Ocean Speaks: Marie Tharp and the Map That Moved the Earth – by Jess Keating, illustrated by Katie Hickey, Tundra books, 2020
Virginia Woolf famously wrote that a woman author who lacked money and a dedicated space would likely be denied that opportunity to write. In Jess Keating and Katie Hickey’s new picture book, cartographer and geologist Marie Tharp (1920-2006) struggled against the men dominating her profession, who refused her access to the ocean floor. Yet even their obtuse prejudice could not ultimately prevent this brilliant woman from mapping the ocean floor and visualizing continental drift for a skeptical world. Young readers who may be unfamiliar with the concept that, in Tharp’s time, “…girls were not supposed to dream of becoming scientists or explorers,” but Keating’s text’s dramatic examples and Hickey’s stunning artwork together construct a vivid illustration of this frustrating, but not defining, truth.
The book explains Tharp’s devotion to pursuing her career as a combination of her fascination with the physical environment from a young age, and a sharp intellect. Even as a little girl, Marie was drawn to “The ocean, stretched out before her, like a big mystery.” Barefoot in the sand, wearing oversized glasses, she looks towards the water with mystic intensity. The image also emphasizes how small she is in relation to the universe; this ratio does not discourage her.
Soon she and her equally nerdy dad, a fortunate appearance in some young women’s lives, are looking at specimens in his lab, a place so stuffed with treasures that it seems like a dream come true. The random assortment of plants, maps, petri dishes and bell jars, pops out in Hickey’s signature combination of earth and jewel tones. Father and daughter both use magnifying glasses in addition to their huge eyeglasses, a comic and touching sign of their mutual devotion to knowledge.
School is not so good for Marie. She manages to turn art class into her opportunity to experiment with sketches, but the mockery of some undoubtedly jealous boys in her classroom as she constructs her own engineering model would deter a less determined young scientist. A woman teacher who has obviously internalized male prejudice stares down sternly at Marie; although a girl in the next seat looks as if she is confused about who is right, Marie or her tormentors.
When World War II forces some flexibility about gender roles as men go off to fight, Marie finds an opportunity to focus on scientific pursuits. Hickey’s two-page spread of Tharp drawing equations on a huge blackboard is pure poetry, of an accessible kind.
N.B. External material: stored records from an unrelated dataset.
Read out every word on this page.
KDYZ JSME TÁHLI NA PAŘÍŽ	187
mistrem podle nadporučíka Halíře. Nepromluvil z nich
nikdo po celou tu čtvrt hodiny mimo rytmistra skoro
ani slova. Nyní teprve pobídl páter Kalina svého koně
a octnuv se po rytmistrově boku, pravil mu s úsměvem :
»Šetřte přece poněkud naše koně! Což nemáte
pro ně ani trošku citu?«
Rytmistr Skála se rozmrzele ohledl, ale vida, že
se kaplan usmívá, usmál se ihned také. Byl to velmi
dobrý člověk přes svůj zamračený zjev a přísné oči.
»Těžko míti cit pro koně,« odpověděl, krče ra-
Children reading the book see the young woman poised on a stepstool on one foot, the other lifted to the side like that of a ballet dancer. The breadth of her approach allows her to make breakthroughs: “She discovered geodes and geometry, equations and elements, atoms and antimatter.” At bottom left and right of the scene are stacks of books indicating Tharp’s true love of the mind; there are volumes of Darwin, Einstein, and Aristotle, as well as William James and Upton Sinclair. (If your child or student is not familiar with these names, here is a terrific chance to introduce them!). One pile of book is topped by a globe, the other by a coffee pot and cup. Science doesn’t happen outside of the real world.
Tharp’s room of her own is a job in a laboratory. Having been denied the opportunity, as a woman, to participate in an exploration of the ocean, she uses the space of her “tiny, cramped office” to study, calculate, and hypothesize. Keating and Hickey take a risk, combining Tharp’s actual work with her dreams. Their imagery is totally effective, combining the scientific process and pure imagination in pictures of Tharp swimming through ink and dreaming of numbers.
She succeeds in mapping the ocean’s floor, and her reward is the hostility of a mansplaining colleague who ridicules her work. Eventually she is vindicated; a detailed “Author’s Note” explains how Tharp’s pioneering work was eventually acknowledged and led to the discovery of tectonic plates. This section also includes “Questions and Answers,” including one about why women were excluded from scientific professions, and a list of further resources. Ocean Speaks speaks to readers about many subjects: science, persistence, prejudice, love of learning. The exceptional beauty of its images transmits those ideas in a way which children will understand.